Houston-based MD Anderson in 2019 filed a petition with 5th U.S. Circuit Court of Appeals to review the fine, which HHS' Office for Civil Rights doled out in 2018 to settle alleged HIPAA violations tied to three separate data breaches. The trio of breaches took place in 2012 and 2013, involving loss and theft of an unencrypted laptop and two unencrypted flash drives.
Altogether, the devices contained data on about 33,800 patients.
At the time, the $4.3 million penalty marked the fourth largest HIPAA-related settlement from OCR, with agency officials arguing the breaches highlighted MD Anderson's alleged failure to implement encryption policies required under HIPAA that would have protected the data.
But after MD Anderson filed its petition for review with the Fifth Circuit, HHS "conceded that it could not defend its penalty," according to an opinion from Circuit Judge Andrew S. Oldham. The department asked the court to reduce the fine by a factor of 10 to $450,000.
HHS did not immediately respond to a request for comment.
The Fifth Circuit ruled that under HIPAA a covered entity must "implement a mechanism to encrypt and decrypt electronic protected health information"—which MD Anderson achieved through employee policies and training. MD Anderson still gets credit for those policies even though the employees involved in the data breaches allegedly didn't follow them, Oldham wrote.
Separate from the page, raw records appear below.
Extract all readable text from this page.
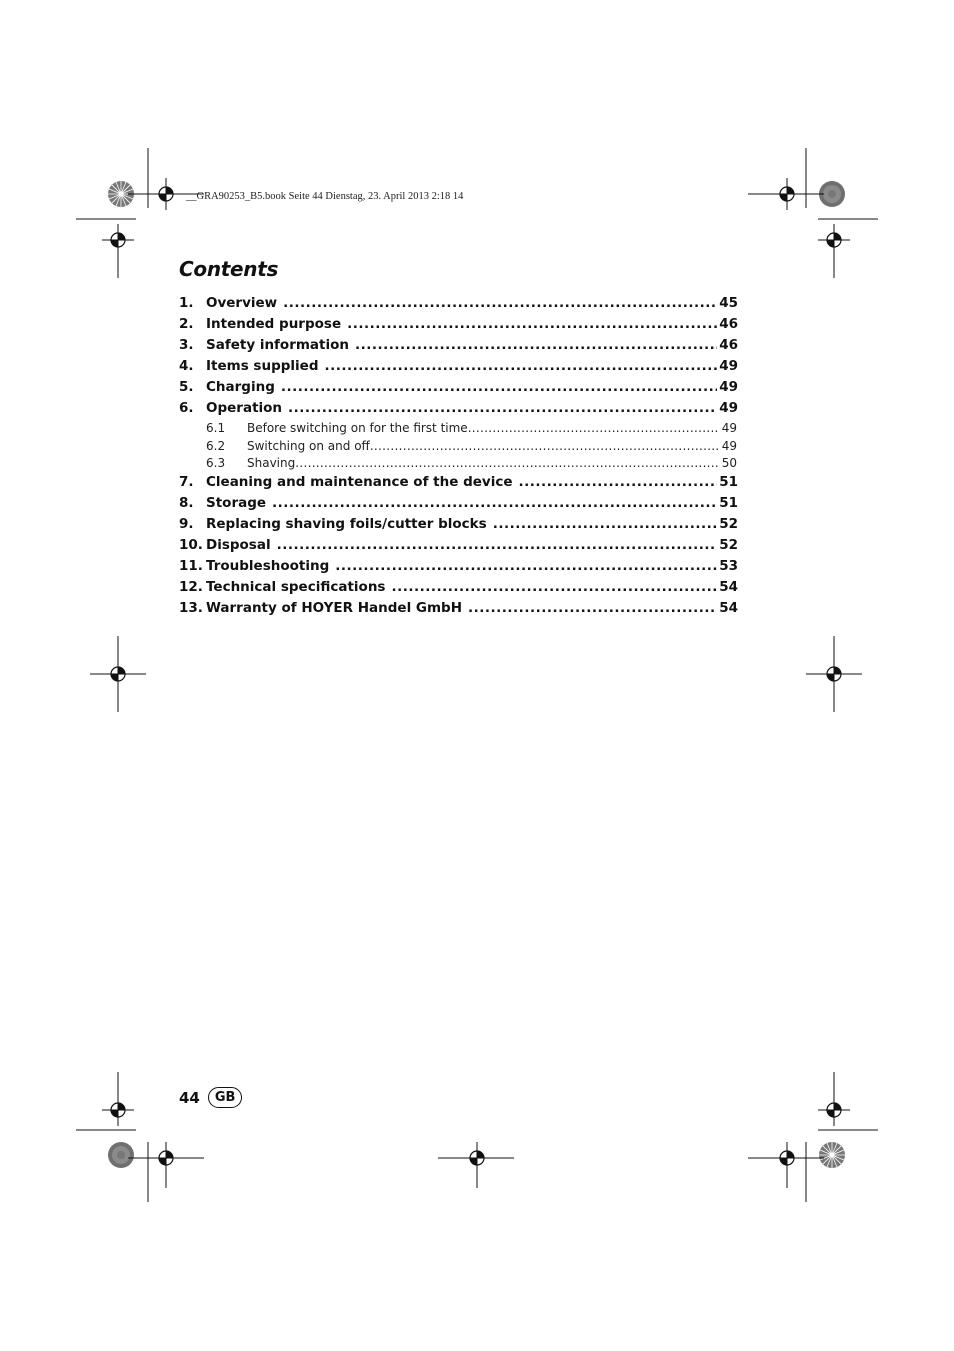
__GRA90253_B5.book Seite 44 Dienstag, 23. April 2013 2:18 14
Contents
1. Overview .....	45
2. Intended purpose .....	46
3. Safety information .....	46
4. Items supplied .....	49
5. Charging .....	49
6. Operation .....	49
6.1	Before switching on for the first time .....	49
6.2	Switching on and off .....	49
6.3	Shaving .....	50
7. Cleaning and maintenance of the device .....	51
8. Storage .....	51
9. Replacing shaving foils/cutter blocks .....	52
10. Disposal .....	52
11. Troubleshooting .....	53
12. Technical specifications .....	54
13. Warranty of HOYER Handel GmbH .....	54
44	GB
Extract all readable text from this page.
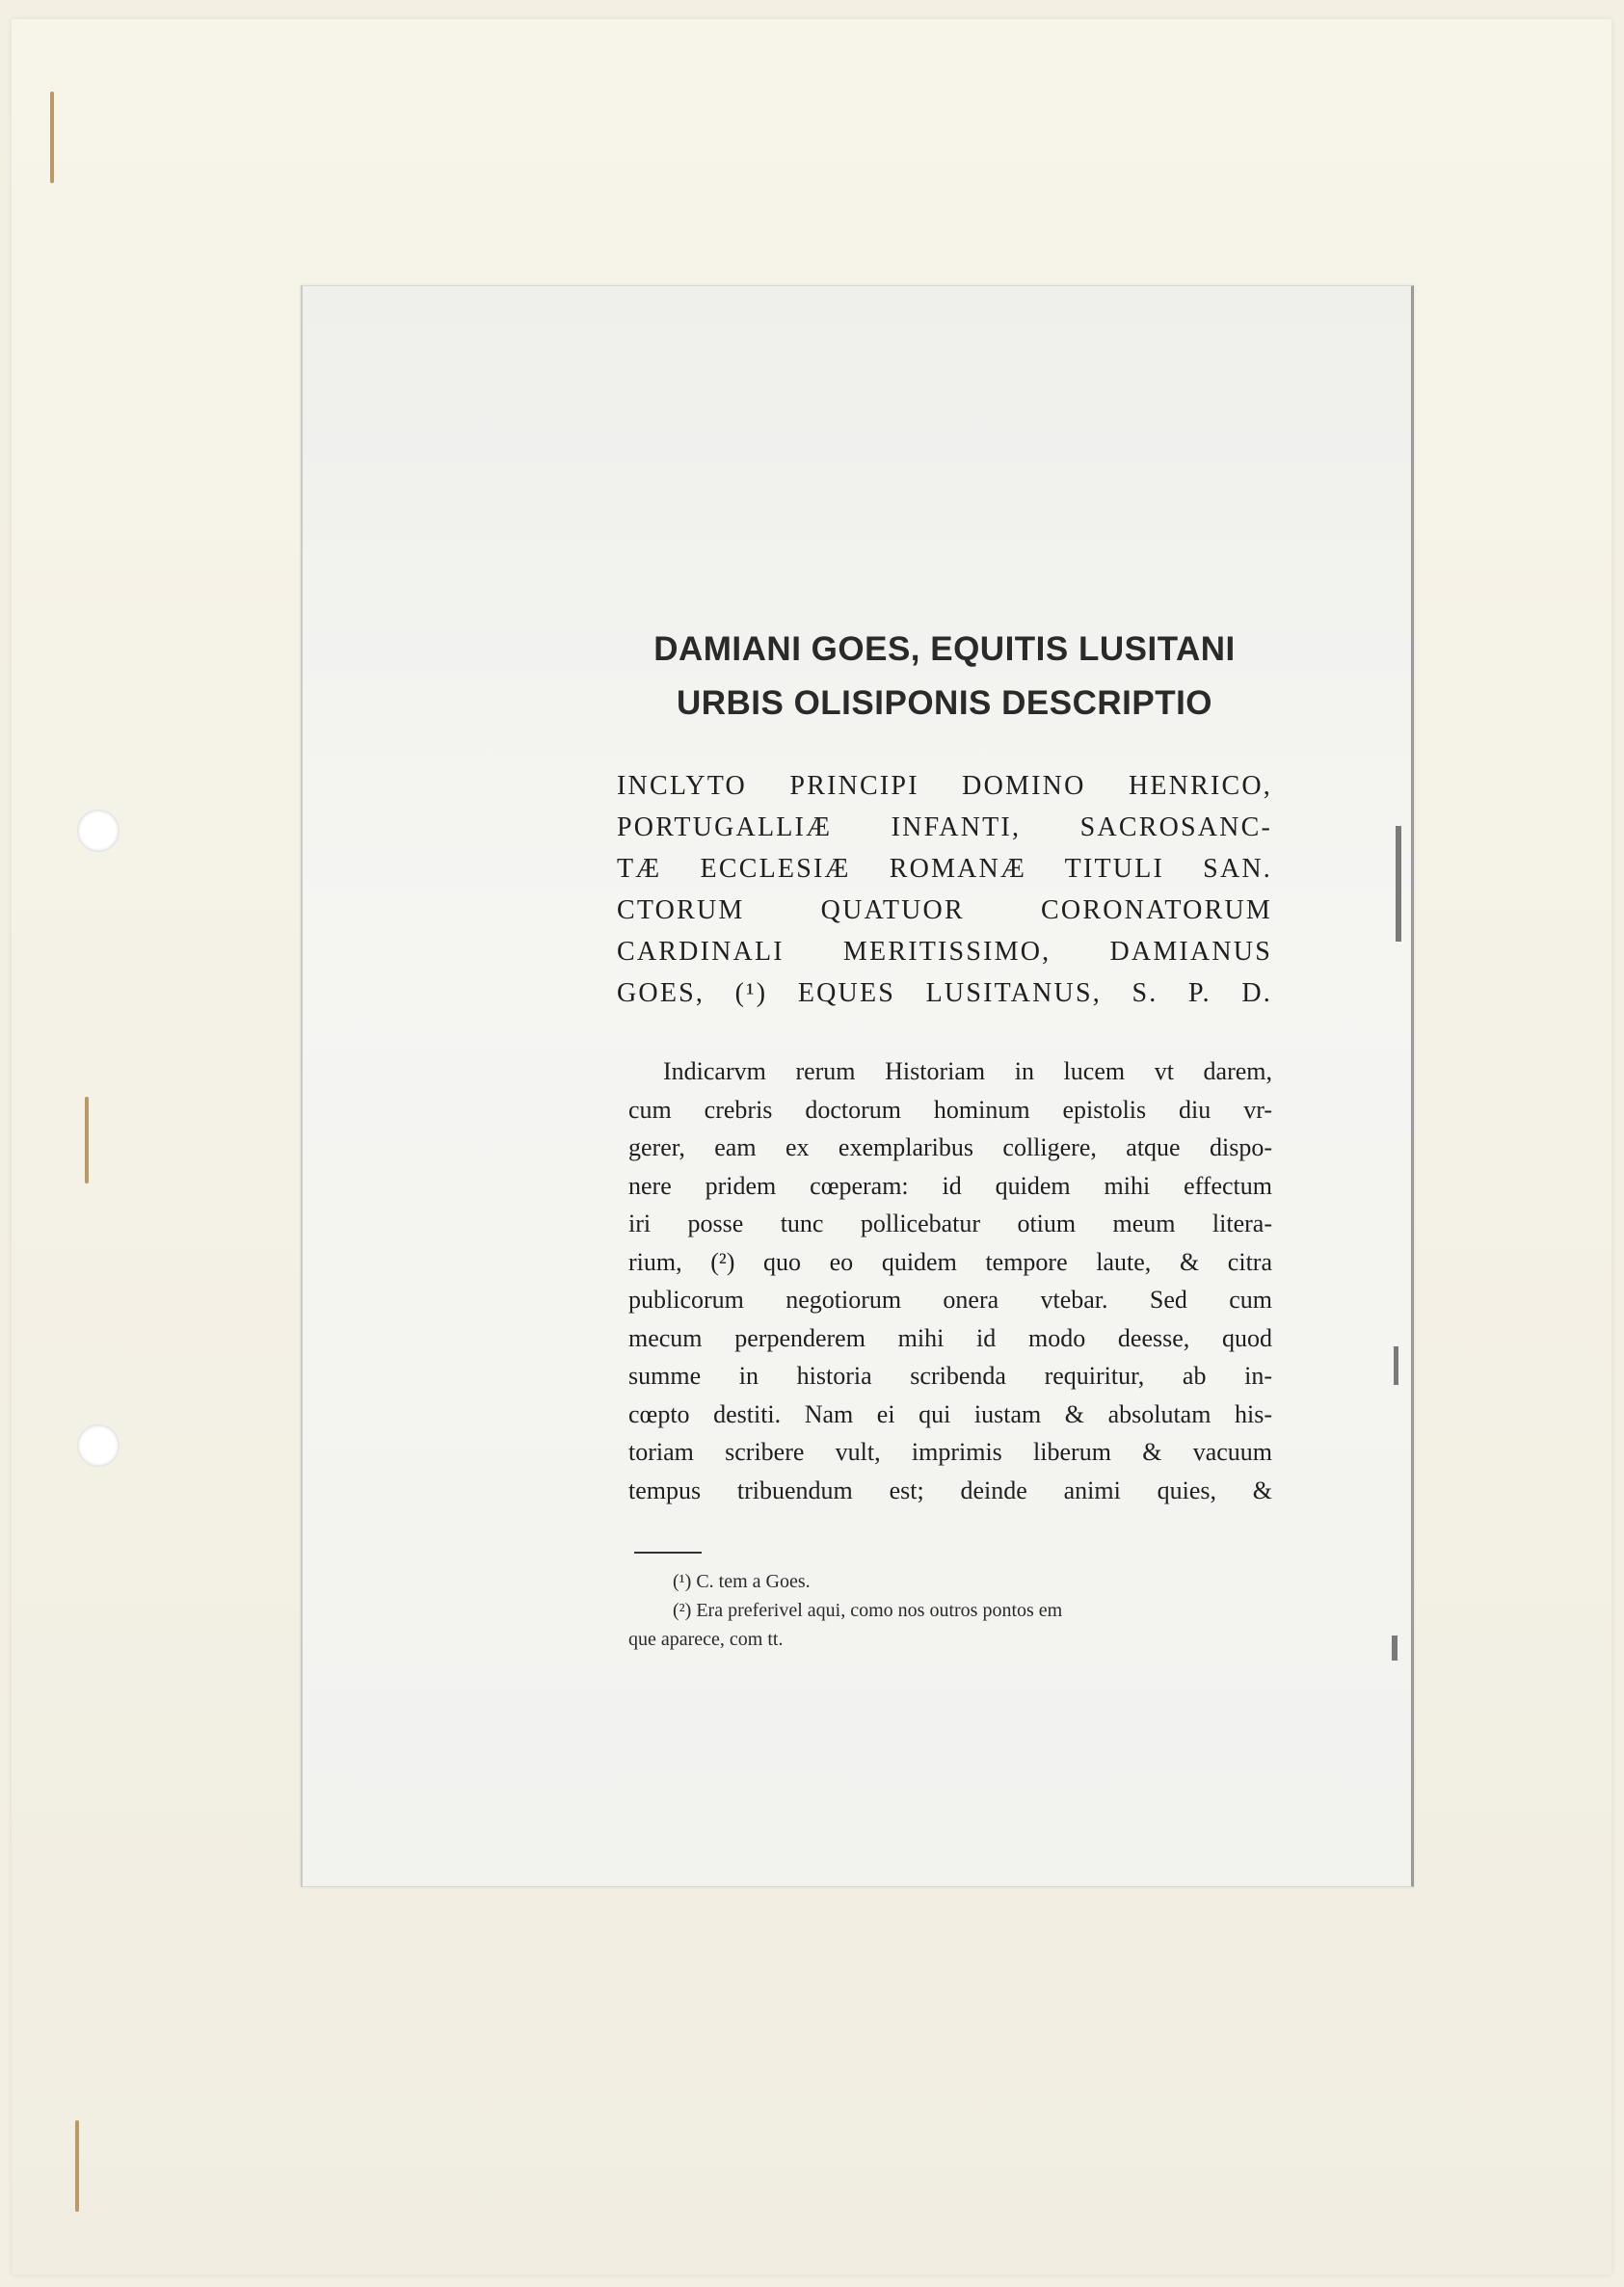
DAMIANI GOES, EQUITIS LUSITANI
URBIS OLISIPONIS DESCRIPTIO
INCLYTO PRINCIPI DOMINO HENRICO,
PORTUGALLIÆ INFANTI, SACROSANC-
TÆ ECCLESIÆ ROMANÆ TITULI SAN.
CTORUM QUATUOR CORONATORUM
CARDINALI MERITISSIMO, DAMIANUS
GOES, (¹) EQUES LUSITANUS, S. P. D.
Indicarvm rerum Historiam in lucem vt darem,
cum crebris doctorum hominum epistolis diu vr-
gerer, eam ex exemplaribus colligere, atque dispo-
nere pridem cœperam: id quidem mihi effectum
iri posse tunc pollicebatur otium meum litera-
rium, (²) quo eo quidem tempore laute, & citra
publicorum negotiorum onera vtebar. Sed cum
mecum perpenderem mihi id modo deesse, quod
summe in historia scribenda requiritur, ab in-
cœpto destiti. Nam ei qui iustam & absolutam his-
toriam scribere vult, imprimis liberum & vacuum
tempus tribuendum est; deinde animi quies, &
(¹) C. tem a Goes.
(²) Era preferivel aqui, como nos outros pontos em
que aparece, com tt.
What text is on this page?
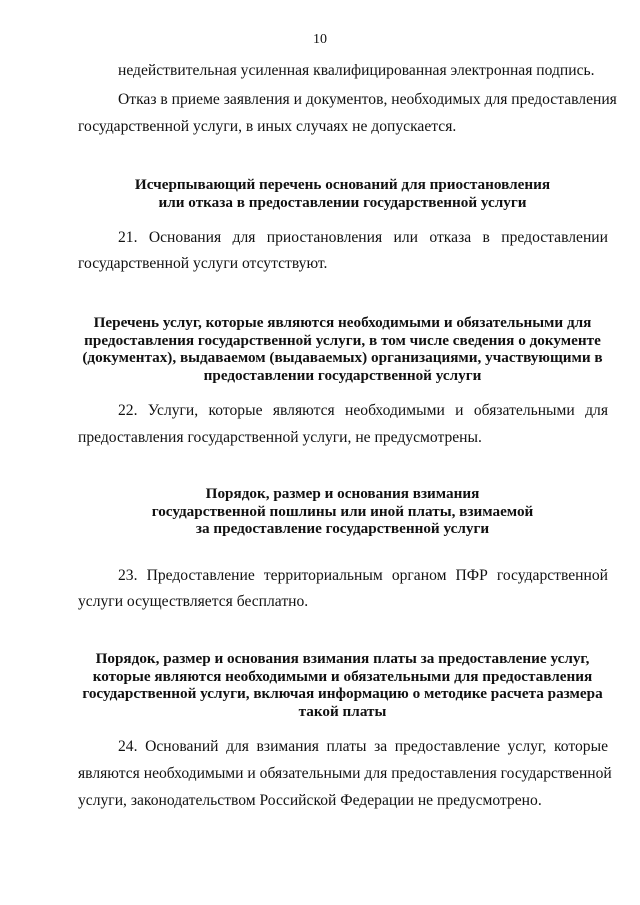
10
недействительная усиленная квалифицированная электронная подпись.
Отказ в приеме заявления и документов, необходимых для предоставления
государственной услуги, в иных случаях не допускается.
Исчерпывающий перечень оснований для приостановления
или отказа в предоставлении государственной услуги
21. Основания для приостановления или отказа в предоставлении
государственной услуги отсутствуют.
Перечень услуг, которые являются необходимыми и обязательными для
предоставления государственной услуги, в том числе сведения о документе
(документах), выдаваемом (выдаваемых) организациями, участвующими в
предоставлении государственной услуги
22. Услуги, которые являются необходимыми и обязательными для
предоставления государственной услуги, не предусмотрены.
Порядок, размер и основания взимания
государственной пошлины или иной платы, взимаемой
за предоставление государственной услуги
23. Предоставление территориальным органом ПФР государственной
услуги осуществляется бесплатно.
Порядок, размер и основания взимания платы за предоставление услуг,
которые являются необходимыми и обязательными для предоставления
государственной услуги, включая информацию о методике расчета размера
такой платы
24. Оснований для взимания платы за предоставление услуг, которые
являются необходимыми и обязательными для предоставления государственной
услуги, законодательством Российской Федерации не предусмотрено.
"MD Anderson undisputedly had 'a mechanism,' even if it could've or should've had a better one," he wrote. "So MD Anderson satisfied HHS's regulatory requirement, even if the government now wishes it had written a different one."
The court also determined that HHS had misapplied HIPAA's disclosure rule and neglected to follow per-year penalty caps for the violations as outlined by Congress.
The case has been remanded to a lower court for further proceedings.
It's not the first time MD Anderson pushed back against the HIPAA penalty.
An HHS administrative law judge in 2018 upheld HHS' decision to fine MD Anderson $4.3 million, writing that MD Anderson's "dilatory conduct is shocking given the high risk to its patients resulting from the unauthorized disclosure" of digital protected health information after OCR and MD Anderson both moved for summary judgment.
In 2019, HHS' departmental appeals board affirmed the administrative law judge's decision.
"Our purpose throughout this legal process has been to bring transparency, accountability and consistency to the Office for Civil Rights' enforcement process," an MD Anderson spokesperson wrote in an emailed statement Friday. "We are committed to respecting HIPAA and the rules of protecting patient information, and we continually evaluate and enhance our data protection and privacy procedures."